Em 2021, o PT também pediu que o STF determinasse algumas regras para os acordos de delação premiada. A ideia do partido é que esses parâmetros “sirvam como limites constitucionais” e proporcionem “a segurança jurídica pretendida por todo sistema jurídico democrático”.
À época, a legenda argumentou que a delação premiada poderia violar a segurança jurídica e os direitos do réu, como a ampla defesa e o contraditório. Entre os exemplos citados, está a “delação forçada” e a falta de limites para os benefícios a delatores.
A delação premiada do ex-policial militar Élcio de Queiroz, divulgada em julho, revelou que ele dirigiu o carro usado no assassinato da vereadora Marielle Franco. Na colaboração, o homem também afirmou que Ronnie Lessa foi o autor dos disparos. As informações abriram espaço para que a polícia possa chegar aos mandantes do crime.
Após a revelação, o senador Sergio Moro (União-PR), ex-juiz da Lava-Jato, apontou o fato que os petistas criticaram o instrumento no passado. “A colaboração premiada, apesar de demonizada pelo PT, revelou as roubalheiras na Petrobras durante o governo Lula, e agora é invocada pelo PT. Espero que cheguem no mandante e mordam a língua ao criticarem métodos modernos de investigação”, disse.
O ex-deputado Deltan Dallagnol, ex-coordenador da Lava-Jato, também alfinetou a legenda. “Delação agora é prova? Até ontem, o PGR tava ‘desdenunciando’ e o STF tava desrecebendo denúncias adoidado contra corruptos sob o fundamento de que apenas a delação não é suficiente. Alguma lei deve ter mudado… Ou o que mudou foi a capa dos autos?”, ironizou, via redes sociais.
No entanto, a presidente nacional do PT, deputada Gleisi Hoffmann (PR), rebateu as declarações de Dallagnol e Moro sobre o caso. Ela disse informações obtidas com a delação “corroboram as provas já existentes”, diferentemente da “República de Curitiba que prendia e depois quando não encontrava provas, forçava confissões”.

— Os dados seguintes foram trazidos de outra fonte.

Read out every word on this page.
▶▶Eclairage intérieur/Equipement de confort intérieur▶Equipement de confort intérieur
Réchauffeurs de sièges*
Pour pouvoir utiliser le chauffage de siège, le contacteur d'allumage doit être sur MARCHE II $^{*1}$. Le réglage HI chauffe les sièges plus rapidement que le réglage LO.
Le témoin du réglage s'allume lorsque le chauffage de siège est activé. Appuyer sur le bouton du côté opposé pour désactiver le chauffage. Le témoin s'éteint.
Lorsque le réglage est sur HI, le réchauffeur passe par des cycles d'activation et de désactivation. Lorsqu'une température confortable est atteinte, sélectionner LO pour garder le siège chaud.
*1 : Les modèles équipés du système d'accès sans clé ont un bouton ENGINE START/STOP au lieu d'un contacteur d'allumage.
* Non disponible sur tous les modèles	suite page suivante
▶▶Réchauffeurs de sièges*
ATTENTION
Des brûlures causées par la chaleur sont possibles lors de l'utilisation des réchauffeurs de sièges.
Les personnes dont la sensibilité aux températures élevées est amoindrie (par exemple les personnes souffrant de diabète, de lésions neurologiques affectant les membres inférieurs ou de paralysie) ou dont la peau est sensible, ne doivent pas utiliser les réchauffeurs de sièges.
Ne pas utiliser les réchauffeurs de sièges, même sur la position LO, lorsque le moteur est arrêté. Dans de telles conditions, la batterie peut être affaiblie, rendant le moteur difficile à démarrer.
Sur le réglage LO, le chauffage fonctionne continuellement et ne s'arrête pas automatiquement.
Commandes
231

Na avaliação do advogado Miguel Pereira Neto, especialista em direito criminal, foram observados abusos na Lava-Jato. “A colaboração consta em expressos dispositivos de lei, do sistema de Justiça, do ordenamento jurídico processual. A crítica é contra a forma como foi utilizado o instituto de forma deturpada e abusiva, como se prova fosse a mera palavra do delator ou como forma de coagir investigados, mesmo sem denúncia, ou acusados, como moeda de troca para soltura ou fixação de penas mais amenas ou até mesmo pagamento por absolvição”, destacou.

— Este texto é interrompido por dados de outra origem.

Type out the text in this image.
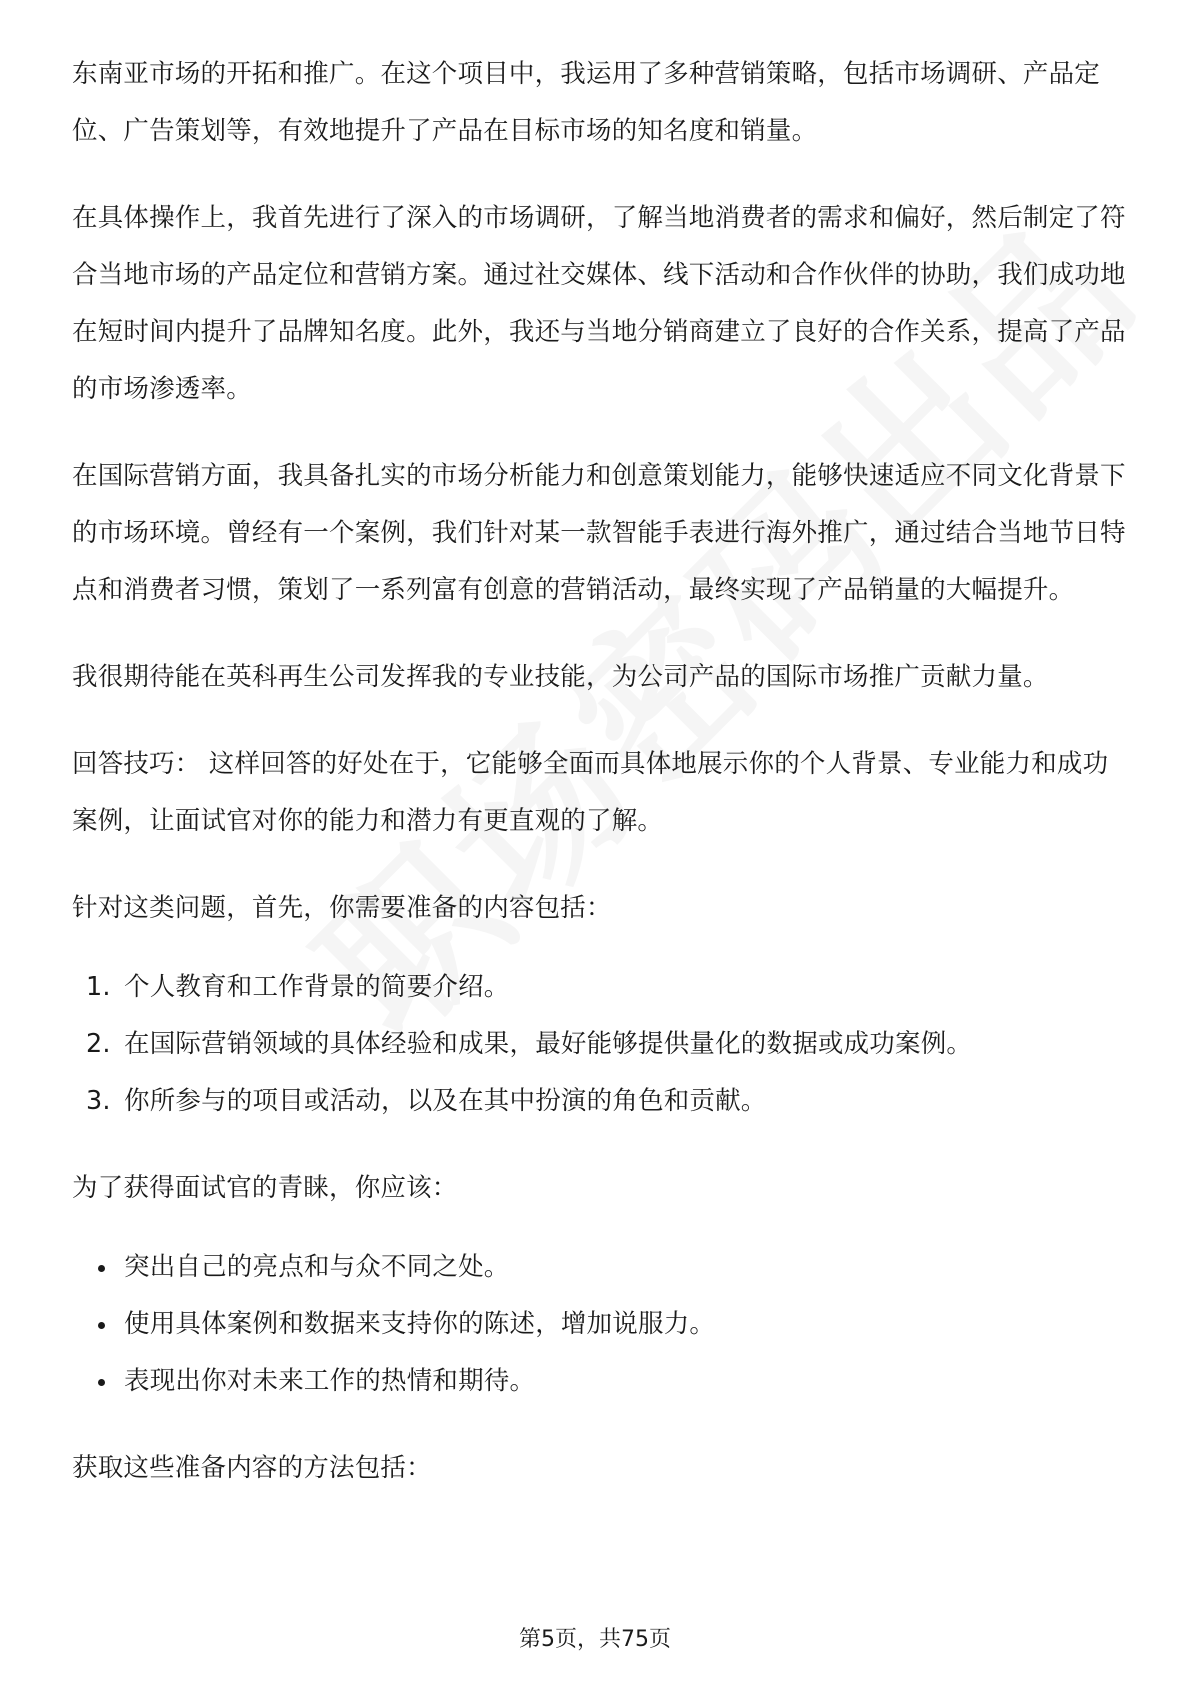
东南亚市场的开拓和推广。在这个项目中，我运用了多种营销策略，包括市场调研、产品定位、广告策划等，有效地提升了产品在目标市场的知名度和销量。

在具体操作上，我首先进行了深入的市场调研，了解当地消费者的需求和偏好，然后制定了符合当地市场的产品定位和营销方案。通过社交媒体、线下活动和合作伙伴的协助，我们成功地在短时间内提升了品牌知名度。此外，我还与当地分销商建立了良好的合作关系，提高了产品的市场渗透率。

在国际营销方面，我具备扎实的市场分析能力和创意策划能力，能够快速适应不同文化背景下的市场环境。曾经有一个案例，我们针对某一款智能手表进行海外推广，通过结合当地节日特点和消费者习惯，策划了一系列富有创意的营销活动，最终实现了产品销量的大幅提升。

我很期待能在英科再生公司发挥我的专业技能，为公司产品的国际市场推广贡献力量。

回答技巧： 这样回答的好处在于，它能够全面而具体地展示你的个人背景、专业能力和成功案例，让面试官对你的能力和潜力有更直观的了解。

针对这类问题，首先，你需要准备的内容包括：

1. 个人教育和工作背景的简要介绍。
2. 在国际营销领域的具体经验和成果，最好能够提供量化的数据或成功案例。
3. 你所参与的项目或活动，以及在其中扮演的角色和贡献。

为了获得面试官的青睐，你应该：

突出自己的亮点和与众不同之处。
使用具体案例和数据来支持你的陈述，增加说服力。
表现出你对未来工作的热情和期待。

获取这些准备内容的方法包括：

第5页，共75页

Para o advogado criminalista Thiago Turbay, as delações serviram, na ótica lavajatista, como pressão e coerção ilícita, para fins de obtenção de informações e dados que não correspondiam à realidade. “A manipulação de fatos e o doping da acusação tornaram a colaboração premiada um vilão do processo penal civilizatório. Todavia, o mau uso não se confunde com as propriedades do instituto, que utilizado no âmbito do Estado democrático auxilia o Estado frente à apuração de ilícitos e a responsabilização de delitos”, concluiu.